Dopo quel brutto periodo, ho iniziato a esercitarmi.
Cercavo di capire le vere emozioni che provavano le persone, cercavo di leggere negli occhi degli altri come avrei voluto che qualcuno avesse fatto con me.
Ora mi risulta facile, decifrare i sentimenti delle altre persone, ma ancora nessuno è in grado di decifrare i miei.

<<Non voglio che ti venga fatto del male.>> mi confessa la chimera, riportandomi alla realtà.
<<Neanche io ci tengo, puoi starne certo, ma non ti lascerò da solo.>>
Il suo sguardo oscilla fra me e i tre uomini per qualche secondo, poi annuisce, facendomi intuire che posso scendere dall'auto, come ora sta facendo lui.
La macchina rimane accesa per precauzione, intanto io e Theo fronteggiamo i tre energumeni, mentre cerco di mantenere un'aria da dura.
Si certo, sono sicura di assomigliare a un puffo nervoso.
Stupido metro e sessantatré centimetri.

<<Che cosa volete?>> discorre per prima la chimera, tentando di iniziare una conversazione civile.
<<Lei.>> risponde rude uno dei tre giganti, osservandomi con un ghigno che mi fa scorrere un brivido freddo lungo la spina dorsale.
La bocca di Theo si muove per pronunciare chissà che frase, ma viene interrotto dal colpo di uno sparo che lo trafigge nello stomaco.
Si accascia a terra dolorante mente io accorro in suo soccorso.
<<Theo!>> urlo preoccupata più che mai.
Non faccio in tempo neanche a sfiorarlo che vengo bloccata da due braccia troppo forti e possenti per liberarmi.

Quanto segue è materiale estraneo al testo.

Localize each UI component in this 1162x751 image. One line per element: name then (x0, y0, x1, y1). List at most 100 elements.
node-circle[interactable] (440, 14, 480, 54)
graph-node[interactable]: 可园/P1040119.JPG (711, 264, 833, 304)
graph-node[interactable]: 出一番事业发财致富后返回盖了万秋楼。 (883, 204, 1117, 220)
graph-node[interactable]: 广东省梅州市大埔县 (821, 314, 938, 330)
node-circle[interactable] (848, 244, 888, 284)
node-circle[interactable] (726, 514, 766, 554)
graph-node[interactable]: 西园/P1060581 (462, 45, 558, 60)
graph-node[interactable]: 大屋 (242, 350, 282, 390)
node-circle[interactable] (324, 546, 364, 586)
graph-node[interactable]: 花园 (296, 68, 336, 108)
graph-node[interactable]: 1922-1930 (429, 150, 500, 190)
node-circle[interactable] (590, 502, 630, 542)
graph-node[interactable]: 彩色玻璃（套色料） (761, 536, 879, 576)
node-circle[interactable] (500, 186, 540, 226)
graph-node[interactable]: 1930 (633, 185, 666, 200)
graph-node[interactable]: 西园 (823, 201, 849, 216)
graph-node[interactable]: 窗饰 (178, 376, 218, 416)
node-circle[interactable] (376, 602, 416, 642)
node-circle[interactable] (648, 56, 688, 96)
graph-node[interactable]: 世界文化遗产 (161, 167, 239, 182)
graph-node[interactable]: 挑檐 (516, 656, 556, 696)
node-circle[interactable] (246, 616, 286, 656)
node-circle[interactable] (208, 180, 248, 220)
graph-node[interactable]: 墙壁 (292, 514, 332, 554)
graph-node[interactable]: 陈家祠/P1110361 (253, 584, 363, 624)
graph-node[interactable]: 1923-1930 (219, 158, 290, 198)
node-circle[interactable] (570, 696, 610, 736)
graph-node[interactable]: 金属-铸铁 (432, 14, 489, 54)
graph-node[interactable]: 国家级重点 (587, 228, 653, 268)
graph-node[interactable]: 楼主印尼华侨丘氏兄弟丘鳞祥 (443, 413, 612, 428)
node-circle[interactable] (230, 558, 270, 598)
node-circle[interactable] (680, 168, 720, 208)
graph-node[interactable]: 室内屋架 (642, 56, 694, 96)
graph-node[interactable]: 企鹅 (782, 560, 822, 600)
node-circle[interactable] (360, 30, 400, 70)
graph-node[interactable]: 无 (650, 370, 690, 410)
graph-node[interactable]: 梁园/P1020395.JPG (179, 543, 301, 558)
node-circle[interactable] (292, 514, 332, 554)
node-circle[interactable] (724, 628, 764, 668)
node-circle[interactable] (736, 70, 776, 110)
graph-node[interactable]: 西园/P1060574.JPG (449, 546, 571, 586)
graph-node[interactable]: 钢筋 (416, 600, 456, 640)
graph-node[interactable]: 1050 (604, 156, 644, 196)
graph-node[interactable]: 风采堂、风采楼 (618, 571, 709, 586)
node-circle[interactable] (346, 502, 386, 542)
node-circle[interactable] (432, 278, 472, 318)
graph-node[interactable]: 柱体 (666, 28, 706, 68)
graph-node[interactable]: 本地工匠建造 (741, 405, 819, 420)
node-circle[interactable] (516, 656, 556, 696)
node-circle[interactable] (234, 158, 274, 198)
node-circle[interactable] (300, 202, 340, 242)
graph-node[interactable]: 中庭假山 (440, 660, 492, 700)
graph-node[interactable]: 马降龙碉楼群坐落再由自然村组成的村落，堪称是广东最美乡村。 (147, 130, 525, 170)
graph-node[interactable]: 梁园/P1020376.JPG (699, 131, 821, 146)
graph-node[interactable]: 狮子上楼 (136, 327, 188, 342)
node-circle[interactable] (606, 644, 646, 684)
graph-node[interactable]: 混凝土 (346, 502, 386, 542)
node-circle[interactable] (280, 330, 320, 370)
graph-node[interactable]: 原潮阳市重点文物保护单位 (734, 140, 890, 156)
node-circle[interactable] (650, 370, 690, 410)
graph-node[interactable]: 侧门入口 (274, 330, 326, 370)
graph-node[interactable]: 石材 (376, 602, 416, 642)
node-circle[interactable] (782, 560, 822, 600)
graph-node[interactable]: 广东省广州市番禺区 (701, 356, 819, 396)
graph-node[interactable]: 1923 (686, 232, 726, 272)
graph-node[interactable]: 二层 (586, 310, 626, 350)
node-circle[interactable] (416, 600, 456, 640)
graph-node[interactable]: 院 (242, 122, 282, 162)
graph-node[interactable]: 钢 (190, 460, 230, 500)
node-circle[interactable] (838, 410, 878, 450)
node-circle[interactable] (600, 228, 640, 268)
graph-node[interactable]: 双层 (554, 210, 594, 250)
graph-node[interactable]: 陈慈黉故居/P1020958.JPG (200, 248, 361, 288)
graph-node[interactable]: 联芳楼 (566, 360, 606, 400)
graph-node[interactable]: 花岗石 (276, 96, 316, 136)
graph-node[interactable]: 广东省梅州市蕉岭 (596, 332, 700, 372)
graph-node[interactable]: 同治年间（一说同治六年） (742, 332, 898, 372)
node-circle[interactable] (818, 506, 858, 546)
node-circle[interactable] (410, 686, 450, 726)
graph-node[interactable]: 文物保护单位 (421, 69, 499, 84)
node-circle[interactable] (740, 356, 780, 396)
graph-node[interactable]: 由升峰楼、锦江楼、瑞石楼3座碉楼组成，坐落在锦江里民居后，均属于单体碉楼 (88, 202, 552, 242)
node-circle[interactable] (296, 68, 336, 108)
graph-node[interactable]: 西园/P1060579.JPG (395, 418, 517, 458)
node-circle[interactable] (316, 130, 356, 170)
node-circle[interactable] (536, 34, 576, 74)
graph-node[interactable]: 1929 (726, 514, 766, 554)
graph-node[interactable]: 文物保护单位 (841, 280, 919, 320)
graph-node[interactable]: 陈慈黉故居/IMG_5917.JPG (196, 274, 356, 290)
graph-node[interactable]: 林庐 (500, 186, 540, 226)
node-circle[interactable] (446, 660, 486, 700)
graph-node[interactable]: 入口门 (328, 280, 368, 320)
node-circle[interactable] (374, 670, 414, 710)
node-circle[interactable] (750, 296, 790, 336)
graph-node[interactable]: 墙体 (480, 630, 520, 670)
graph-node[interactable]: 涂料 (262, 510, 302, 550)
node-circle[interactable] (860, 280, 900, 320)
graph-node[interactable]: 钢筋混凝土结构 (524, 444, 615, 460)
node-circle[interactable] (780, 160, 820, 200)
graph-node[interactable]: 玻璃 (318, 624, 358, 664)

Mi mettono un sacchetto nero di stoffa sulla testa, così da negarmi una qualsiasi visuale e qualcuno mi carica in spalla.
Scalcio, grido, mi dimeno a più non posso, ma i miei rapitori non fanno una grinza.
<<Mettetemi giù!>>
È l'ultima cosa che riesco a dire, poi mi mettono giù per davvero, ma con troppa violenza, così da farmi picchiare la testa e svenire.